Jenis-Jenis Uji Riksa
Berdasarkan Jenis Peralatan
-
Uji Riksa Pesawat Uap dan Bejana Tekan
Contohnya: boiler, tabung gas tekanan tinggi. -
Uji Riksa Pesawat Angkat dan Angkut
Seperti: crane, lift, forklift, elevator. -
Uji Riksa Pesawat Tenaga dan Produksi
Meliputi: mesin las, mesin potong, mesin pres. -
Uji Riksa Instalasi Listrik dan Penyalur Petir
Untuk mencegah korsleting, sengatan listrik, atau kebakaran. -
Uji Riksa Sistem Proteksi Kebakaran
Seperti sistem sprinkler, alarm kebakaran, dan APAR.
Berdasarkan Metode Pengujian
-
Uji Fungsi: Mengecek fungsi tiap komponen alat.
-
Uji Beban: Mengetes kemampuan alat menahan beban kerja.
-
Uji Ketahanan: Menguji alat di kondisi ekstrem (panas, getaran, dll).
-
Uji Non-Destruktif (NDT): Inspeksi tanpa merusak komponen (misalnya: sinar-X, ultrasonik).
-
Uji Kalibrasi: Membandingkan akurasi alat ukur terhadap standar.
Berdasarkan Tujuan
-
Uji Penerimaan: Dilakukan sebelum alat baru digunakan.
-
Uji Berkala: Pemeriksaan rutin selama masa operasional.
-
Uji Khusus: Dilakukan setelah perbaikan, modifikasi, atau insiden kerusakan.
Faktor yang Mempengaruhi Uji Riksa
Beberapa faktor penting yang menentukan jenis dan frekuensi uji riksa antara lain:
-
Jenis peralatan
Setiap alat memiliki risiko dan karakteristik yang berbeda. -
Frekuensi penggunaan
Alat yang digunakan terus-menerus butuh pengujian lebih sering. -
Lingkungan kerja
Kondisi seperti suhu tinggi, kelembaban, atau debu bisa mempercepat kerusakan. -
Regulasi & standar industri
Pemerintah atau lembaga sertifikasi mewajibkan uji tertentu sesuai bidang usaha.
Siapa yang Melakukan Uji Riksa?
Uji riksa harus dilakukan oleh tenaga ahli bersertifikat, baik dari internal perusahaan maupun lembaga pihak ketiga yang berwenang. Pastikan tim yang ditunjuk memiliki keahlian teknis dan pemahaman regulasi yang berlaku.

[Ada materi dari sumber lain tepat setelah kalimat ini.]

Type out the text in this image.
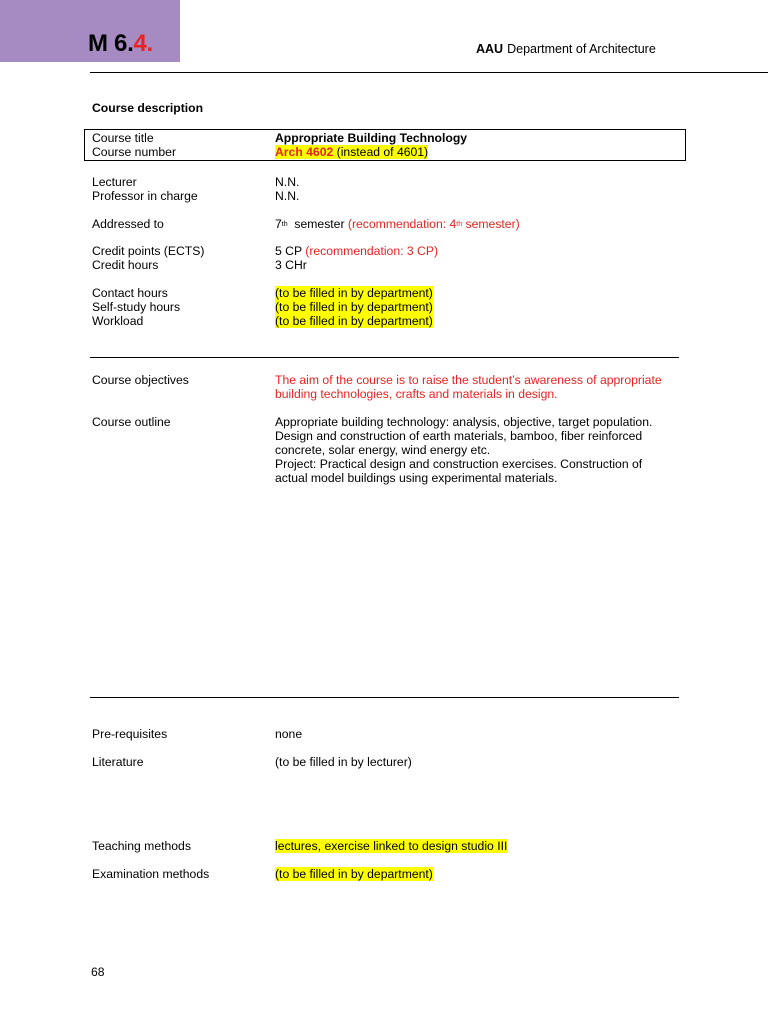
M 6.4.	AAU Department of Architecture
Course description
Course title	Appropriate Building Technology
Course number	Arch 4602 (instead of 4601)
Lecturer	N.N.
Professor in charge	N.N.
Addressed to	7th  semester (recommendation: 4th semester)
Credit points (ECTS)	5 CP (recommendation: 3 CP)
Credit hours	3 CHr
Contact hours	(to be filled in by department)
Self-study hours	(to be filled in by department)
Workload	(to be filled in by department)
Course objectives	The aim of the course is to raise the student’s awareness of appropriate
building technologies, crafts and materials in design.
Course outline	Appropriate building technology: analysis, objective, target population.
Design and construction of earth materials, bamboo, fiber reinforced
concrete, solar energy, wind energy etc.
Project: Practical design and construction exercises. Construction of
actual model buildings using experimental materials.
Pre-requisites	none
Literature	(to be filled in by lecturer)
Teaching methods	lectures, exercise linked to design studio III
Examination methods	(to be filled in by department)
68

Risiko Jika Mengabaikan Uji Riksa
Mengabaikan uji riksa dapat menyebabkan:
-
Kecelakaan kerja fatal
-
Kerusakan aset & mesin
-
Sanksi hukum & perizinan
-
Kerugian finansial jangka panjang
-
Penurunan reputasi perusahaan
Melakukan uji riksa secara rutin bukan sekadar memenuhi kewajiban regulasi, tetapi juga langkah strategis untuk menjaga operasional perusahaan tetap aman, efisien, dan berkualitas tinggi.